2023 Fiscal Year Research-status Report
Novel bioproduction process from CO2 by hydrogen-oxidizing bacteria in gas phase using dry culture solution
Project/Area Number |
23K04483
|
Research Institution | Nara National College of Technology |
Principal Investigator |
直江 一光 奈良工業高等専門学校, 物質化学工学科, 教授 (00259912)
|
Project Period (FY) |
2023-04-01 – 2026-03-31
|
Keywords | 水素酸化細菌 / 二酸化炭素固定化 / ドライリキッド / 独立栄養培養 |
Outline of Annual Research Achievements |
本研究は、水素酸化細菌培養液をドライリキッド化し、気相中で培養することでCO2を有用物質に変換する新規物質生産プロセスの構築を目指している。そこで、2023年度は以下の項目について研究を実施した。 1) ドライ培養液調製条件の確立を目指し、攪拌槽におけるドライリキッドの調製条件について検討した。疎水性粉体としてステアリン酸マグネシウムマイクロ粒子(平均径4.6 μm)を用いた。ガラス製攪拌槽に所定量のマイクロ粒子を添加後、イオン交換水を加え、その混合物を6枚羽根タービン翼で10分間攪拌した。得られた粉体は流動性を示し、また押しつぶすと水分が漏出し、粉体中に水が存在することが示された。
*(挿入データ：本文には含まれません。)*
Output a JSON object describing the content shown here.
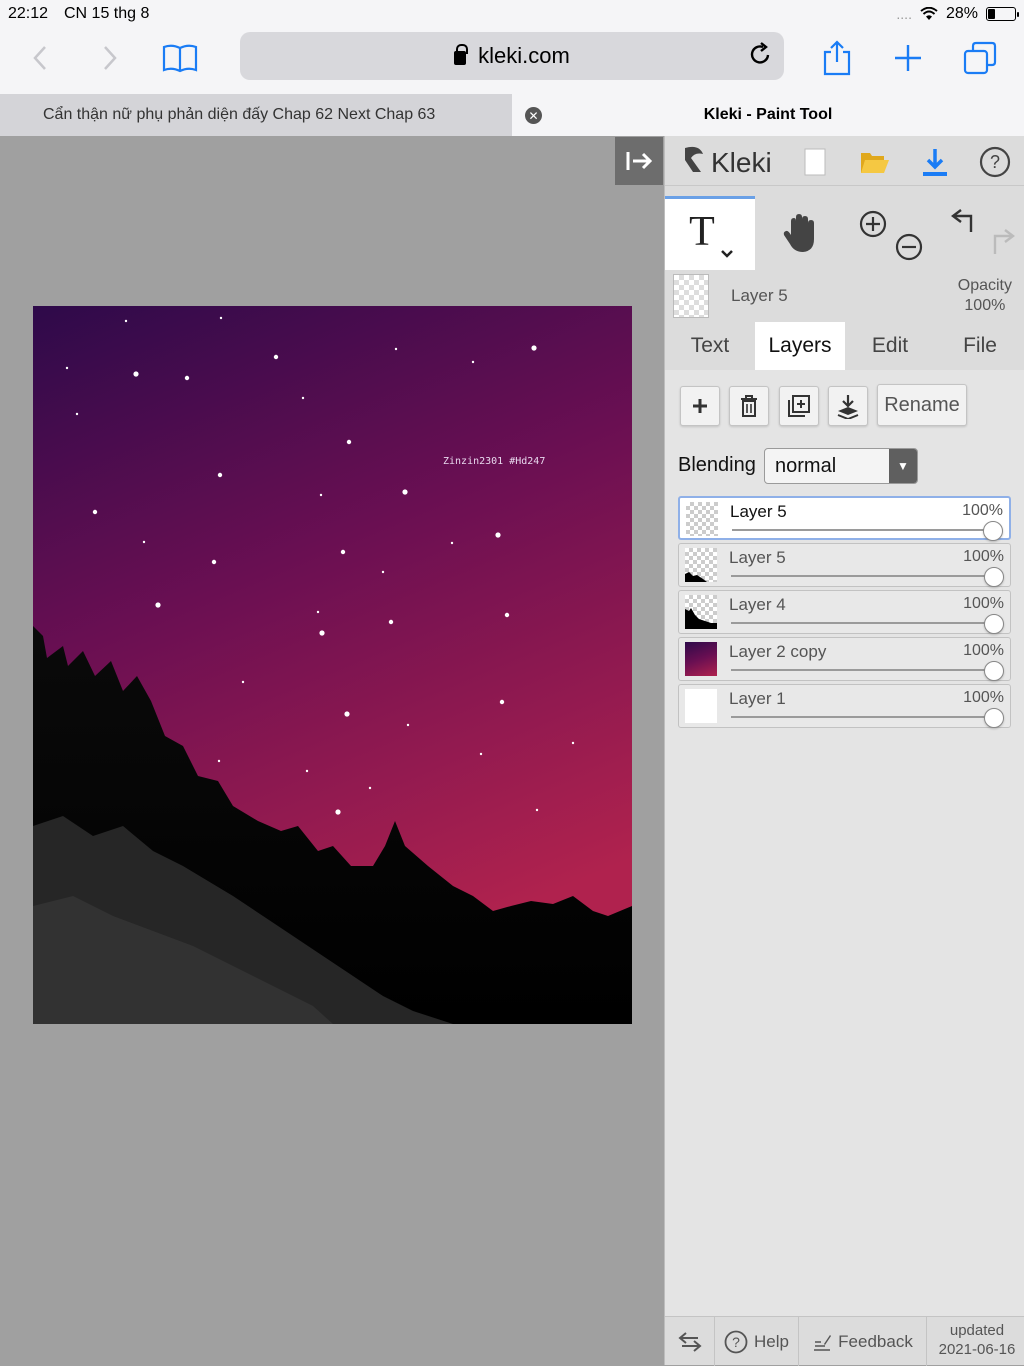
{
  "status_bar": {
    "time": "22:12",
    "date": "CN 15 thg 8",
    "signal": "....",
    "battery_text": "28%",
    "battery_level": 0.28
  },
  "browser": {
    "url": "kleki.com",
    "tabs": [
      {
        "title": "Cẩn thận nữ phụ phản diện đấy Chap 62 Next Chap 63",
        "active": false
      },
      {
        "title": "Kleki - Paint Tool",
        "active": true
      }
    ],
    "accent_color": "#1a7cf5"
  },
  "canvas": {
    "watermark": "Zinzin2301 #Hd247",
    "sky_top_color": "#3a0a55",
    "sky_bottom_color": "#a01a4e"
  },
  "app": {
    "logo_text": "Kleki",
    "header_icons": [
      "new-image-icon",
      "open-folder-icon",
      "download-icon",
      "help-icon"
    ],
    "tools": [
      "text-tool-icon",
      "hand-tool-icon",
      "zoom-in-icon",
      "zoom-out-icon",
      "undo-icon",
      "redo-icon"
    ],
    "current_layer": {
      "name": "Layer 5",
      "opacity_label": "Opacity",
      "opacity_value": "100%"
    },
    "tabs": [
      "Text",
      "Layers",
      "Edit",
      "File"
    ],
    "active_tab": "Layers",
    "layer_actions": {
      "rename_label": "Rename"
    },
    "blending": {
      "label": "Blending",
      "value": "normal"
    },
    "layers": [
      {
        "name": "Layer 5",
        "opacity": "100%",
        "selected": true
      },
      {
        "name": "Layer 5",
        "opacity": "100%",
        "selected": false
      },
      {
        "name": "Layer 4",
        "opacity": "100%",
        "selected": false
      },
      {
        "name": "Layer 2 copy",
        "opacity": "100%",
        "selected": false
      },
      {
        "name": "Layer 1",
        "opacity": "100%",
        "selected": false
      }
    ],
    "footer": {
      "help_label": "Help",
      "feedback_label": "Feedback",
      "updated_label": "updated",
      "updated_date": "2021-06-16"
    }
  }
}
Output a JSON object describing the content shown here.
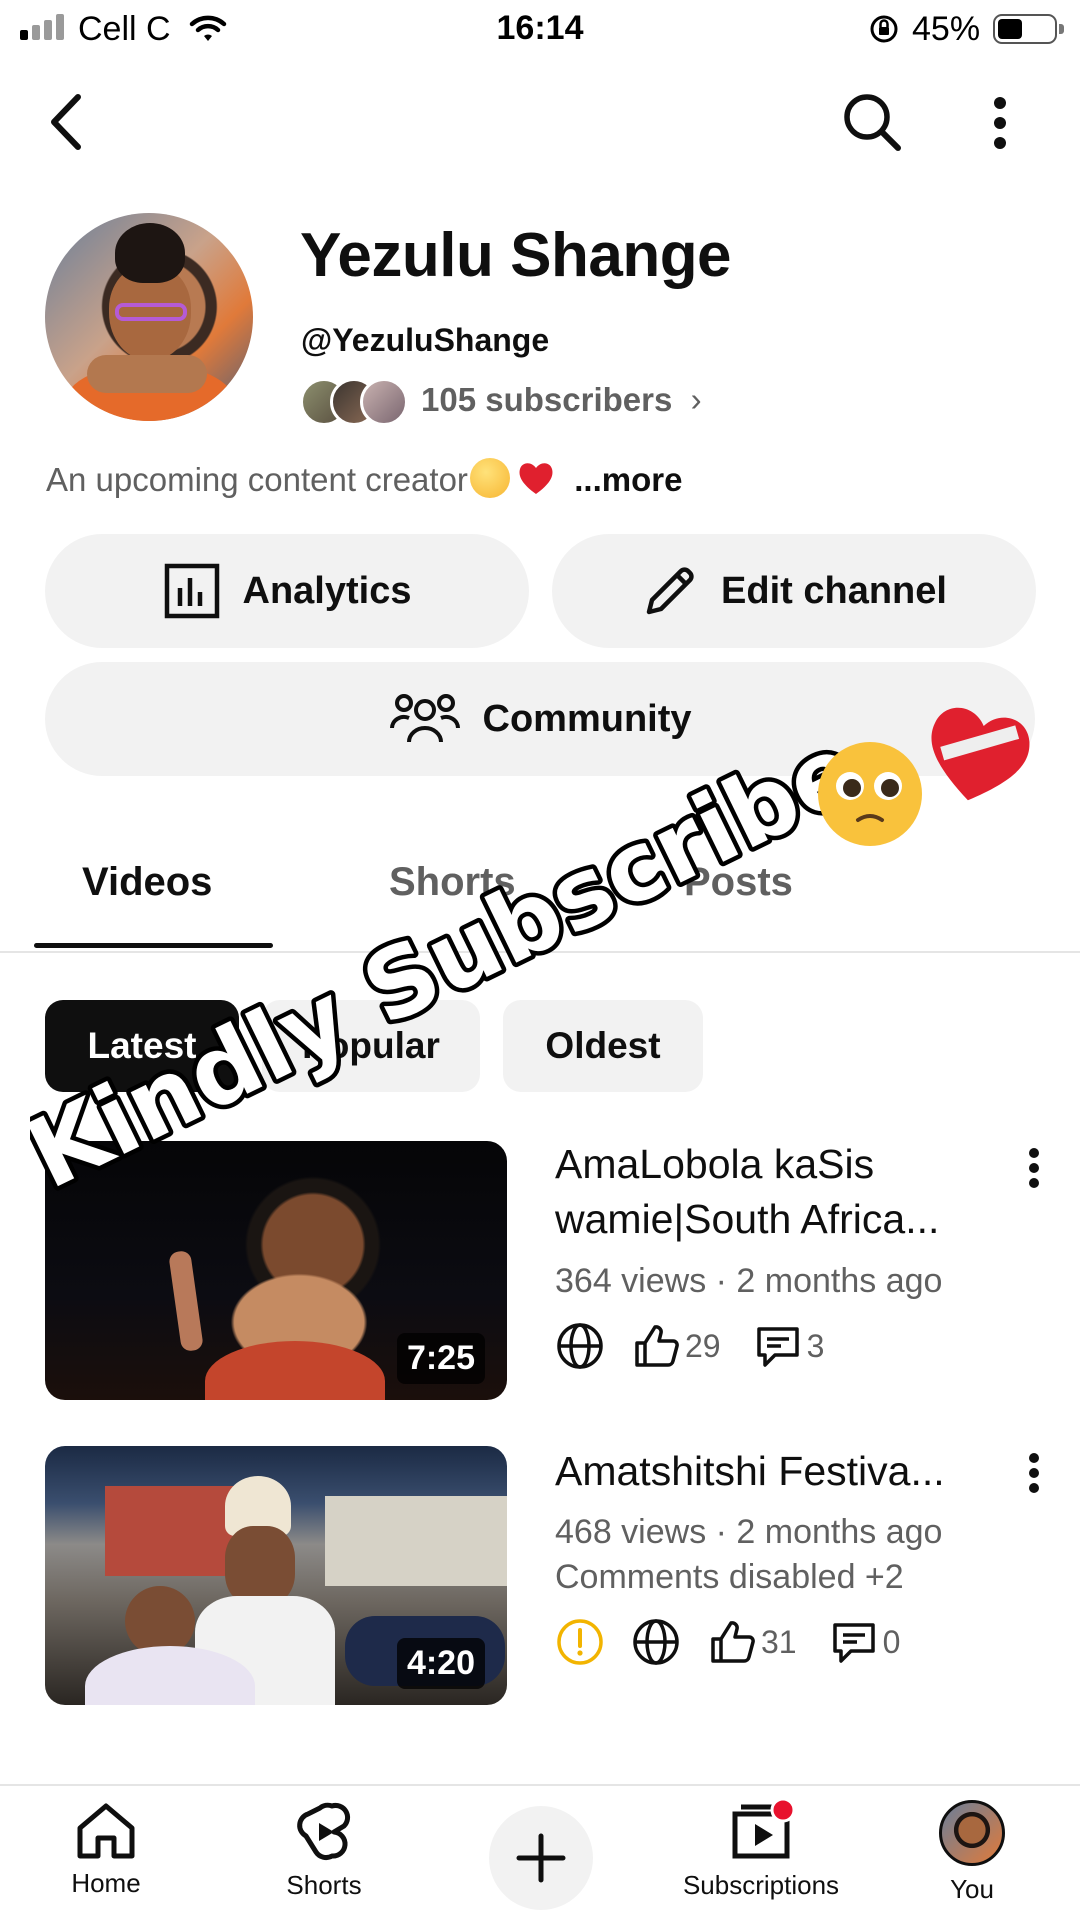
{
  "status_bar": {
    "carrier": "Cell C",
    "time": "16:14",
    "battery_percent": "45%",
    "battery_level": 0.45
  },
  "top_bar": {
    "back_icon": "chevron-left-icon",
    "search_icon": "search-icon",
    "more_icon": "vertical-dots-icon"
  },
  "channel": {
    "name": "Yezulu Shange",
    "handle": "@YezuluShange",
    "subscribers": "105 subscribers",
    "description": "An upcoming content creator",
    "more_label": "...more"
  },
  "actions": {
    "analytics": "Analytics",
    "edit_channel": "Edit channel",
    "community": "Community"
  },
  "tabs": [
    {
      "label": "Videos",
      "active": true
    },
    {
      "label": "Shorts",
      "active": false
    },
    {
      "label": "Posts",
      "active": false
    }
  ],
  "sort_chips": [
    {
      "label": "Latest",
      "active": true
    },
    {
      "label": "Popular",
      "active": false
    },
    {
      "label": "Oldest",
      "active": false
    }
  ],
  "videos": [
    {
      "title": "AmaLobola kaSis wamie|South Africa...",
      "meta": "364 views · 2 months ago",
      "duration": "7:25",
      "likes": "29",
      "comments": "3"
    },
    {
      "title": "Amatshitshi Festiva...",
      "meta": "468 views · 2 months ago",
      "meta2": "Comments disabled +2",
      "duration": "4:20",
      "likes": "31",
      "comments": "0"
    }
  ],
  "overlay_text": "Kindly Subscribe",
  "bottom_nav": [
    {
      "label": "Home",
      "icon": "home-icon"
    },
    {
      "label": "Shorts",
      "icon": "shorts-icon"
    },
    {
      "label": "",
      "icon": "plus-icon"
    },
    {
      "label": "Subscriptions",
      "icon": "subscriptions-icon"
    },
    {
      "label": "You",
      "icon": "avatar"
    }
  ],
  "colors": {
    "text_primary": "#0f0f0f",
    "text_secondary": "#606060",
    "chip_bg": "#f2f2f2",
    "warning": "#f2b400",
    "notification_dot": "#e8112d"
  }
}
そこで、粉体の顕微鏡観察から100 μmオーダーの凝集体を確認し、さらに蛍光顕微鏡観察から本粒子よるドライウォーター(DW)の形成を確認した。水分量を変化させて調製したところ、特定の水分量以下では粉状のDWが形成されたのに対し、その水分量を超えた領域では粉状からムース状に変化した。さらに特定の撹拌回転数以上でムース状形態が出現することがわかった。また、再利用した粉体でも粉状DWが形成できることを明らかにした。 2) モデル水素酸化細菌を用いてフラスコ培養による水素酸化細菌の培養基礎データの取得を行った。水素酸化細菌のフラスコ培養に当たって、まず、フラスコへの基質ガス(水素、CO2、窒素の混合ガス)を充填するためのガス充填システムを構築した。フラスコ内のミネラル塩培地にモデル水素酸化細菌Cupriavidus necatorを接種後、ガス充填システムにより基質ガスを充填し、30℃のインキュベーター内で回転培養を行ったところ、培養液は白濁し、菌体の増殖を確認した。なお、使用した培地には炭水化物などの炭素源は一切含まれないことから、本菌を基質ガス中のCO2を炭素源として増殖させることに成功した。
|
Current Status of Research Progress |
Current Status of Research Progress
2: Research has progressed on the whole more than it was originally planned.
Reason
2023年度では、上述の概要に示すように、成果として(1)疎水性粉体としてステアリン酸マグネシウムマイクロ粒子を用い、攪拌槽において水を用いたドライリキッド(ドライウォーター)の調製に成功した。さらに、水分量及び攪拌回転数の影響について調べ、ドライウォーターを形成する水分量及び撹拌回転数の領域を明らかにした。また、粉体の再利用が可能であることも明らかにした。(2) モデル水素酸化細菌を用いてフラスコ培養による水素酸化細菌の培養基礎データの取得を行った。まず、フラスコへの基質ガスを充填するためのガス充填システムを構築した。そして、ガス充填システムにより基質ガスを充填したフラスコ内において培養を行い、菌体の増殖を確認するとともに、本菌が基質ガス中のCO2を炭素源として増殖させることに成功した。このようにほぼ当初計画通りの成果が得られており、おおむね順調に進展している。
|
Strategy for Future Research Activity |
前年度に引き続き、水素酸化細菌培養液をドライリキッド化し、気相中で培養することでCO2を有用物質に変換する新規物質生産プロセスの構築を目指す。 具体的には、(1)前年度に得られたドライリキッド調製条件を基に水素酸化細菌含有ドライ培養液の調製を試みる。また、得られた菌体含有ドライ培養液について、その特性評価(安定性など)を行う。また、(2) 気相培養システムの構築を行う。充填層型気相培養装置を製作し、温度制御が可能なものとする。また、無菌的に基質ガスを導入し、培養中は基質ガスを循環する。これらの知見を基に、CO2を有用物質に変換する新規物質生産プロセスの構築を目指す。